What’s most striking is the way the band recreate tracks from Heterogaster – the throbbing guitars and massive crescendos – unbound by their acoustic limitations. Obsidian’s crackling dramatic finale of crashing drums and deep, dark strings is mimicked by pure vocal power alone on the Epicadus version; all the band coming together in a tender, joyous wail.

That’s not to say that translating existing songs to acoustic works every time. The charm of Heterogaster’s Easy is in its slightly shambolic nature, much of which is lost when tightened up for Epicadus. It retains its nursery rhyme-esque melody, but is perhaps polished a little too hard.
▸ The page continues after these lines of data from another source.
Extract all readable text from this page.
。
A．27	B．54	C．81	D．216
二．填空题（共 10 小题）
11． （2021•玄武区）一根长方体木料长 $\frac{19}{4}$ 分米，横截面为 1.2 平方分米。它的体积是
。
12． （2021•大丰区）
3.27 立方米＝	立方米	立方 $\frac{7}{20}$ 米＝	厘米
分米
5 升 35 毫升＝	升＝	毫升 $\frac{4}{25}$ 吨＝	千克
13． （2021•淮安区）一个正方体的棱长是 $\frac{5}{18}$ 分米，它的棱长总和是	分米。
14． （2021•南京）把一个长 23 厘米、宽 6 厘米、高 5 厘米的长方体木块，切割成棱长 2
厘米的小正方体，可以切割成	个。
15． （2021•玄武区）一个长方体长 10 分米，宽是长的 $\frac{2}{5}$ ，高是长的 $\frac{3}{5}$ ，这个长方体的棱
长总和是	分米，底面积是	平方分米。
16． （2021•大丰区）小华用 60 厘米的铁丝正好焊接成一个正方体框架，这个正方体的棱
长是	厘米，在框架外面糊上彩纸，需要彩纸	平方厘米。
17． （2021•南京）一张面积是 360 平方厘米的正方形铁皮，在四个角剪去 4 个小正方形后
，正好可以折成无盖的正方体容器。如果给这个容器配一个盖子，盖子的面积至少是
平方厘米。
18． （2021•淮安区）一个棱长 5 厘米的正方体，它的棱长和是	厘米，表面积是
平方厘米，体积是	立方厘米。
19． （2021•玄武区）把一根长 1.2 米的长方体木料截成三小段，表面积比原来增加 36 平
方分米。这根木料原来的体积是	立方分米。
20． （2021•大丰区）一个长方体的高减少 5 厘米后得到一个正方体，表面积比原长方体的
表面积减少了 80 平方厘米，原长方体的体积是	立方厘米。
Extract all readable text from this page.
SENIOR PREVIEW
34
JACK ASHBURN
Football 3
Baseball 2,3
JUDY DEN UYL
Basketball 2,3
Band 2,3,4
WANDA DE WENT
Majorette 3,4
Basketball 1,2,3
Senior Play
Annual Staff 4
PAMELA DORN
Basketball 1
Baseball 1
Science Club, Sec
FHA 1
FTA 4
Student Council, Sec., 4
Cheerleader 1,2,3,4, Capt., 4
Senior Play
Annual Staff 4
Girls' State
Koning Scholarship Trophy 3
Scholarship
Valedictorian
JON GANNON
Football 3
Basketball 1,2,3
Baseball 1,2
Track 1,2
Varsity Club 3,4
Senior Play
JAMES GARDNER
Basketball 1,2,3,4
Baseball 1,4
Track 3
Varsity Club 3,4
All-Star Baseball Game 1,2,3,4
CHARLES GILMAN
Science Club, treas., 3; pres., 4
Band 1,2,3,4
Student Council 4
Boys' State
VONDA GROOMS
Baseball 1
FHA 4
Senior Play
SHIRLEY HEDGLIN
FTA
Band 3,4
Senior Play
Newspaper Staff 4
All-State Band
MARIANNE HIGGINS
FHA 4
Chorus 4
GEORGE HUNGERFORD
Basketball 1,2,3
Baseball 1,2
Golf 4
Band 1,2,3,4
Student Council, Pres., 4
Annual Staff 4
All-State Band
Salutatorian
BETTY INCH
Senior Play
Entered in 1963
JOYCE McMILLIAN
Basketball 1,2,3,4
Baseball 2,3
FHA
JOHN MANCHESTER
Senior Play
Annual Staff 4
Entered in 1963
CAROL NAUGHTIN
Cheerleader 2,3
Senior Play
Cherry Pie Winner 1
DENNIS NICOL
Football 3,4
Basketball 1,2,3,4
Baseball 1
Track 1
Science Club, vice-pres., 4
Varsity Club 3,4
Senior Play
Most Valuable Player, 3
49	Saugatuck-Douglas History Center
Of the few new songs, The Joy It Joins Us Up is a beauty: simple piano backs clear, wistful lyrics that are half love song, half breakup. Recorded in the St Peter’s Church, Eype – the same church PJ Harvey recorded Let England Shake – the meditative atmosphere that comes from holy places infiltrates each beat. This quality traverses the entire album: choral harmonies float in and out, keys take on church organ elements, all adding to the album's melancholia.

The link that binds everything together is, of course, Pepino. Her voice is plaintive, sometimes smooth as silk, at others the rawness rushes the edges, threatening to break through. Epicadus is one to check out if you were charmed by Heterogaster and want to experience it from a new perspective.